Dispensaries have been the targets of various armed robberies. Because marijuana remains a schedule 1 drug on the federal level, banks are hesitant to do business with cannabis companies, for fear of facing prosecution. This results in dispensaries being forced to do business with cash only, which leads to large amounts of cash on site and therefore, vulnerability to crime.
Under to Obama administration, the Treasury Department’s Financial Crimes Enforcement Network (FinCEN) issued guidance that allowed banks to open accounts for marijuana growers, processors and retails without fear of running into issues with federal regulators.
However, Jeff Sessions announcement that he is rescinding the Cole Memo, made last month, has created uncertainty, in more ways that one. Banks are now even more hesitant to deal with marijuana money as it remains unclear whether Sessions’ actions will overturn the guidance set forth under Obama.
The Cole Memo prevented federal law enforcement agencies from interfering in legal marijuana business in states where it has been legalized.
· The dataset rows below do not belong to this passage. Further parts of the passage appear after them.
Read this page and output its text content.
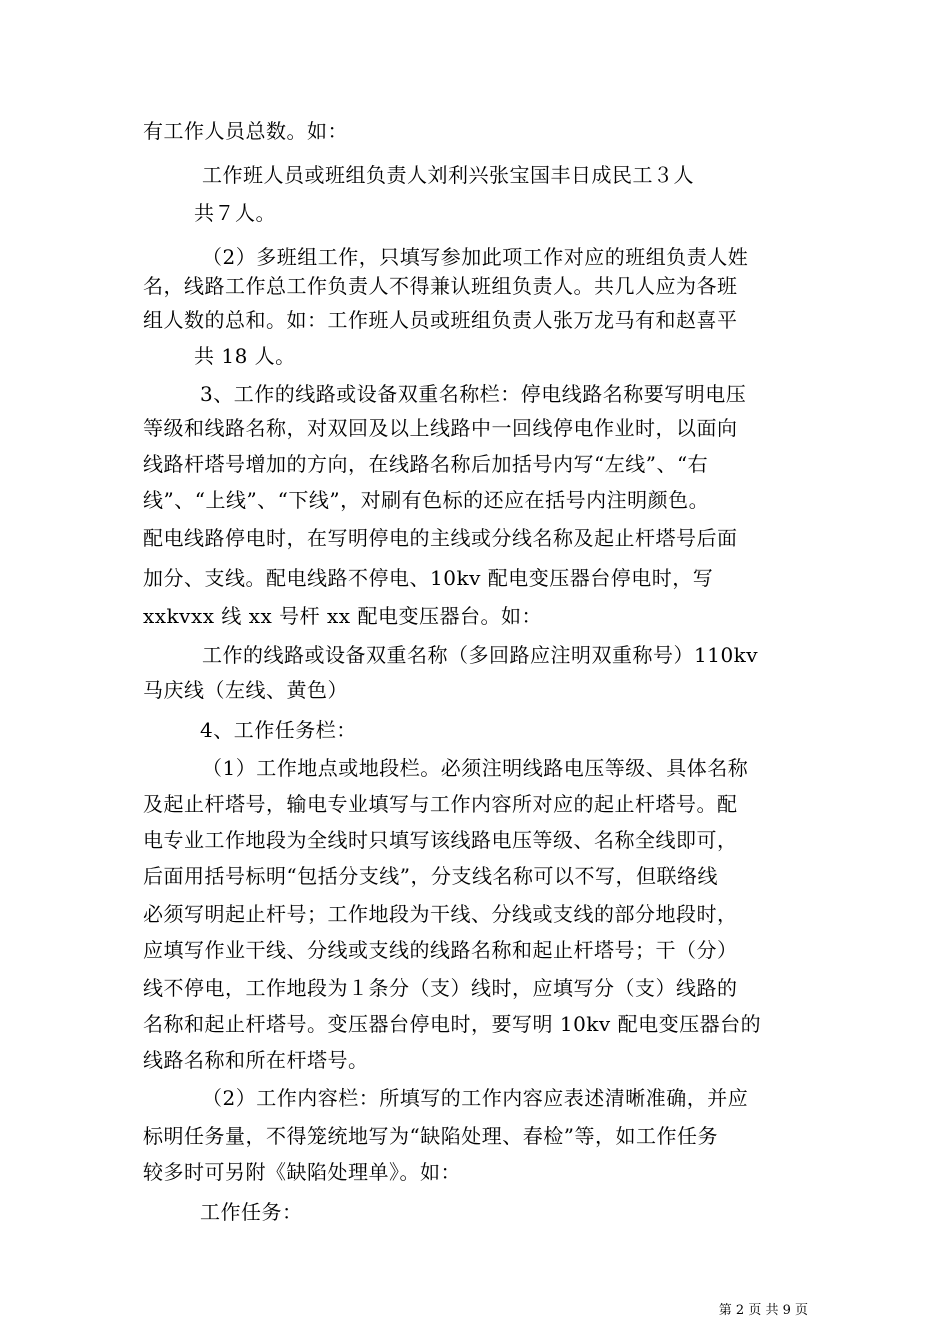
有工作人员总数。如：
工作班人员或班组负责人刘利兴张宝国丰日成民工３人
共７人。
（2）多班组工作，只填写参加此项工作对应的班组负责人姓
名，线路工作总工作负责人不得兼认班组负责人。共几人应为各班
组人数的总和。如：工作班人员或班组负责人张万龙马有和赵喜平
共 18 人。
3、工作的线路或设备双重名称栏：停电线路名称要写明电压
等级和线路名称，对双回及以上线路中一回线停电作业时，以面向
线路杆塔号增加的方向，在线路名称后加括号内写“左线”、“右
线”、“上线”、“下线”，对刷有色标的还应在括号内注明颜色。
配电线路停电时，在写明停电的主线或分线名称及起止杆塔号后面
加分、支线。配电线路不停电、10kv 配电变压器台停电时，写
xxkvxx 线 xx 号杆 xx 配电变压器台。如：
工作的线路或设备双重名称（多回路应注明双重称号）110kv
马庆线（左线、黄色）
4、工作任务栏：
（1）工作地点或地段栏。必须注明线路电压等级、具体名称
及起止杆塔号，输电专业填写与工作内容所对应的起止杆塔号。配
电专业工作地段为全线时只填写该线路电压等级、名称全线即可，
后面用括号标明“包括分支线”，分支线名称可以不写，但联络线
必须写明起止杆号；工作地段为干线、分线或支线的部分地段时，
应填写作业干线、分线或支线的线路名称和起止杆塔号；干（分）
线不停电，工作地段为１条分（支）线时，应填写分（支）线路的
名称和起止杆塔号。变压器台停电时，要写明 10kv 配电变压器台的
线路名称和所在杆塔号。
（2）工作内容栏：所填写的工作内容应表述清晰准确，并应
标明任务量，不得笼统地写为“缺陷处理、春检”等，如工作任务
较多时可另附《缺陷处理单》。如：
工作任务：
第 2 页 共 9 页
Banks are now worried that they have no protection against federal involvement should they choose to deal in marijuana money.
At the Tuesday hearing, Mnuchin confirmed that the Treasury Department is "reviewing the existing guidance." But he clarified that he doesn't want to rescind it without having an alternate policy in place to address public safety concerns.
"The intent is not to take it down without a replacement that can deal with the current situation," he said.
It seems that marijuana money is safe, for now at least. However, it remains to be seen the shape in which new guidance will take should Trump’s Treasury Secretary decide to replace the guidance set forth under Obama.